The Prince and the Dybbuk tells the story of Michal Waszynski, a film director and producer who had an enigmatic life. Directors Elwira Niewiera and Piotr Rosolowski’s excellent film traces Waszynski’s trajectory from an orthodox Jewish family In Kovel, Poland (now Ukraine) at the turn of the century, to elegant and hip 1950s Rome. In the process, the film explores how Waszynski was able to construct new identities for himself, and how this manifested itself in his work.
The film is comprised of interviews, scenes from Waszynski’s films, and archival footage.
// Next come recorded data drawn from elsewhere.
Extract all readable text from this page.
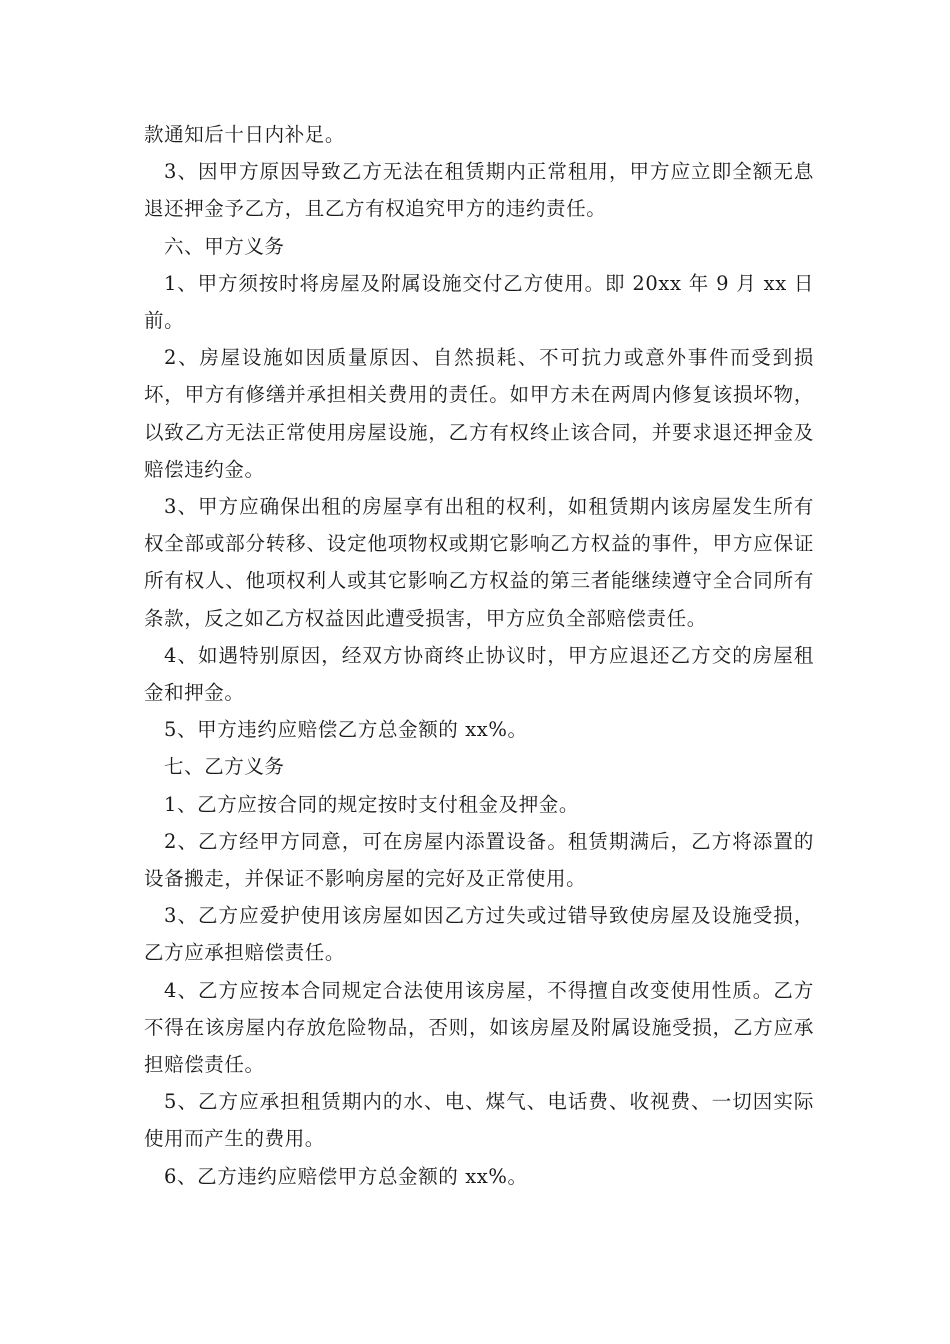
款通知后十日内补足。

3、因甲方原因导致乙方无法在租赁期内正常租用，甲方应立即全额无息退还押金予乙方，且乙方有权追究甲方的违约责任。

六、甲方义务

1、甲方须按时将房屋及附属设施交付乙方使用。即 20xx 年 9 月 xx 日前。

2、房屋设施如因质量原因、自然损耗、不可抗力或意外事件而受到损坏，甲方有修缮并承担相关费用的责任。如甲方未在两周内修复该损坏物，以致乙方无法正常使用房屋设施，乙方有权终止该合同，并要求退还押金及赔偿违约金。

3、甲方应确保出租的房屋享有出租的权利，如租赁期内该房屋发生所有权全部或部分转移、设定他项物权或期它影响乙方权益的事件，甲方应保证所有权人、他项权利人或其它影响乙方权益的第三者能继续遵守全合同所有条款，反之如乙方权益因此遭受损害，甲方应负全部赔偿责任。

4、如遇特别原因，经双方协商终止协议时，甲方应退还乙方交的房屋租金和押金。

5、甲方违约应赔偿乙方总金额的 xx%。

七、乙方义务

1、乙方应按合同的规定按时支付租金及押金。

2、乙方经甲方同意，可在房屋内添置设备。租赁期满后，乙方将添置的设备搬走，并保证不影响房屋的完好及正常使用。

3、乙方应爱护使用该房屋如因乙方过失或过错导致使房屋及设施受损，乙方应承担赔偿责任。

4、乙方应按本合同规定合法使用该房屋，不得擅自改变使用性质。乙方不得在该房屋内存放危险物品，否则，如该房屋及附属设施受损，乙方应承担赔偿责任。

5、乙方应承担租赁期内的水、电、煤气、电话费、收视费、一切因实际使用而产生的费用。

6、乙方违约应赔偿甲方总金额的 xx%。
The interviews range from Waszynski’s relatives - now living in Tel Aviv, with little knowledge of his life - to soldiers he served with while working as a film director in the Polish Army during World War II. Some of the most moving interviews come from the residents of Kovel, Ukraine - where the Waszynski name is a distant memory. We learn in the film that all the Jews of Kovel - including Waszynski’s family, who had shunned him for leaving - were murdered during the Holocaust.
Waszynski had an extremely prolific career in the burgeoning Polish film industry of the 1930s - the archival footage captures the vitality and life in the Polish capital at this time. He is best known today for the titular Dybbuk (1937), a film that is concerned the greatest ever to be shot in the Yiddish language. The documentary posits that Waszynski - who concealed his Jewish identity for most of his life - made this film to grapple with his inner demons about abandoning the Jewish faith. This is also coupled with his homosexuality, which we learn throughout the film was a point of angst for him. 
The Prince and the Dybbuk is an intriguing portrait of Waszynski, and a nostalgic postcard to the lost worlds he inhabited.